Купцы ели, пили и разминали языки после долгого трудного дня. На постоялом дворе «Под замком» не было свободных мест. Женщина с мальчиком ютились в каморке под самой крышей и в харчевне брали только воду – мясо и лепешки у них были припасены из дому.

Мальчик уснул за столом. Женщина напряженно прислушивалась к чужим грубым голосам; у окна играли в плашки. Рыжий, щекастый ремесленник выигрывал чаще других – обеденный зал то и дело оглашался его раскатистым смехом. Женщина уже знала, что он работает и живет в замке, а в харчевню приходит выпить и «постучать».

– Отвела бы ты дите наверх, – мимоходом сказала служанка. – Ишь, уходился.

– Пусть привыкает, – погонщик, отдуваясь, поставил на стол кружку. – В ремесло хочешь отдать его, баба?

– В ремесло, – отозвалась она еле слышно.

Игроки стали расходиться – здесь не принято было сидеть допоздна. Поднялся рыжий смешливый ремесленник, чуть пьяный, довольный выигрышем. Женщина догнала его уже в дверях.

– Ты чего, – пробормотал он, выслушав ее. – С какой это стати?
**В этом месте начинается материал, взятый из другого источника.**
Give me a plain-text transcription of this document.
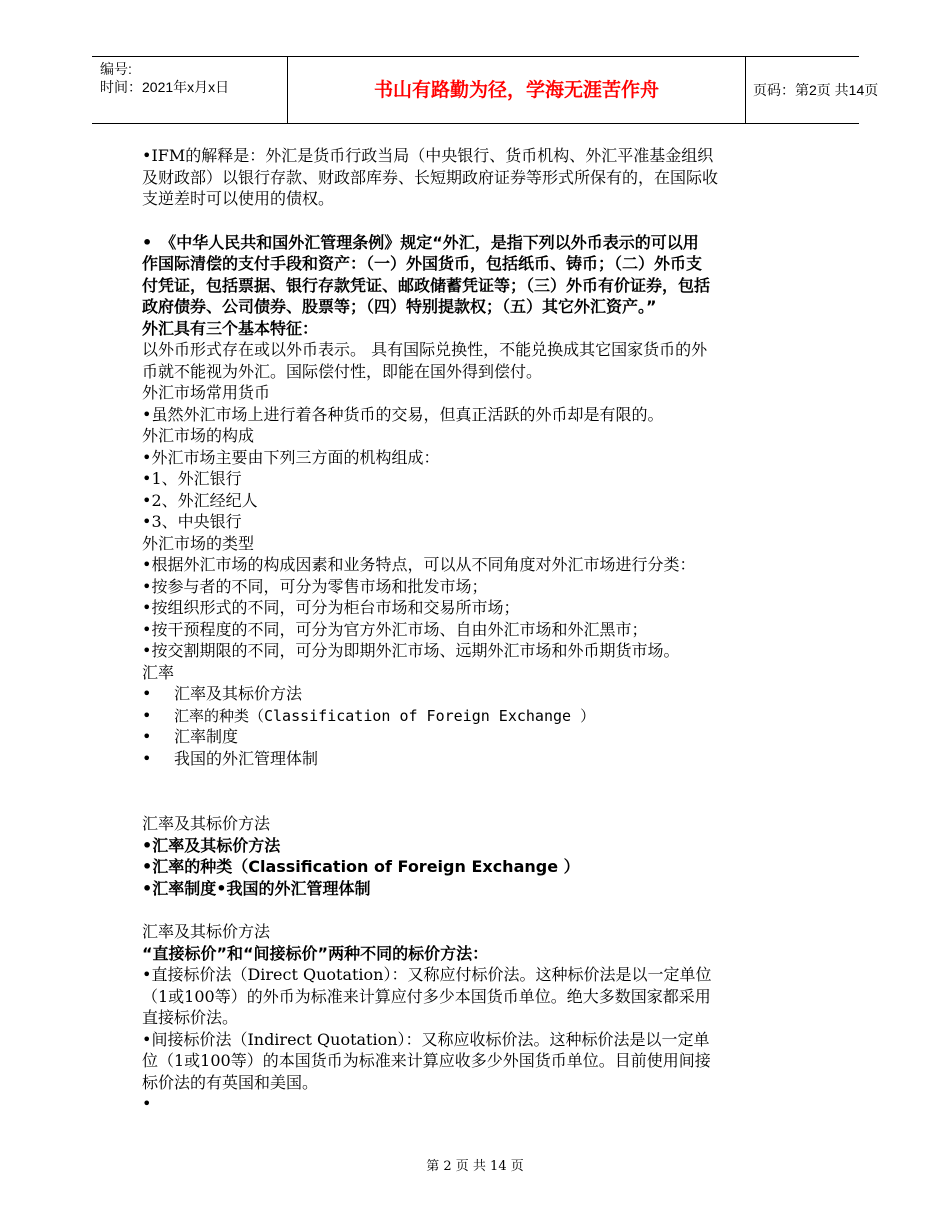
编号:
时间：2021年x月x日	书山有路勤为径，学海无涯苦作舟	页码：第2页 共14页
•IFM的解释是：外汇是货币行政当局（中央银行、货币机构、外汇平准基金组织
及财政部）以银行存款、财政部库券、长短期政府证券等形式所保有的，在国际收
支逆差时可以使用的债权。
•　《中华人民共和国外汇管理条例》规定“外汇，是指下列以外币表示的可以用
作国际清偿的支付手段和资产：（一）外国货币，包括纸币、铸币；（二）外币支
付凭证，包括票据、银行存款凭证、邮政储蓄凭证等；（三）外币有价证券，包括
政府债券、公司债券、股票等；（四）特别提款权；（五）其它外汇资产。”
外汇具有三个基本特征：
以外币形式存在或以外币表示。 具有国际兑换性，不能兑换成其它国家货币的外
币就不能视为外汇。国际偿付性，即能在国外得到偿付。
外汇市场常用货币
•虽然外汇市场上进行着各种货币的交易，但真正活跃的外币却是有限的。
外汇市场的构成
•外汇市场主要由下列三方面的机构组成：
•1、外汇银行
•2、外汇经纪人
•3、中央银行
外汇市场的类型
•根据外汇市场的构成因素和业务特点，可以从不同角度对外汇市场进行分类：
•按参与者的不同，可分为零售市场和批发市场；
•按组织形式的不同，可分为柜台市场和交易所市场；
•按干预程度的不同，可分为官方外汇市场、自由外汇市场和外汇黑市；
•按交割期限的不同，可分为即期外汇市场、远期外汇市场和外币期货市场。
汇率
• 汇率及其标价方法
• 汇率的种类（Classification of Foreign Exchange ）
• 汇率制度
• 我国的外汇管理体制
汇率及其标价方法
•汇率及其标价方法
•汇率的种类（Classification of Foreign Exchange ）
•汇率制度•我国的外汇管理体制
汇率及其标价方法
“直接标价”和“间接标价”两种不同的标价方法：
•直接标价法（Direct Quotation）：又称应付标价法。这种标价法是以一定单位
（1或100等）的外币为标准来计算应付多少本国货币单位。绝大多数国家都采用
直接标价法。
•间接标价法（Indirect Quotation）：又称应收标价法。这种标价法是以一定单
位（1或100等）的本国货币为标准来计算应收多少外国货币单位。目前使用间接
标价法的有英国和美国。
•
第 2 页 共 14 页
Мне знаешь, что будет?

– Ничего не будет, – она умоляюще стиснула пальцы. – Никто не узнает… Мне бы только внутрь пройти, а там я сама…

– Да там стража на каждом углу.

– Ничего… Ну, вытолкают меня, ну и пусть… Чего с меня взять, я баба, он маленький… А шкуру я тебе цельную дам. Можно и куртку пошить, и штаны из одного куска. У нас печорки племенные, таких не на мясо, а на шкуру выращивают.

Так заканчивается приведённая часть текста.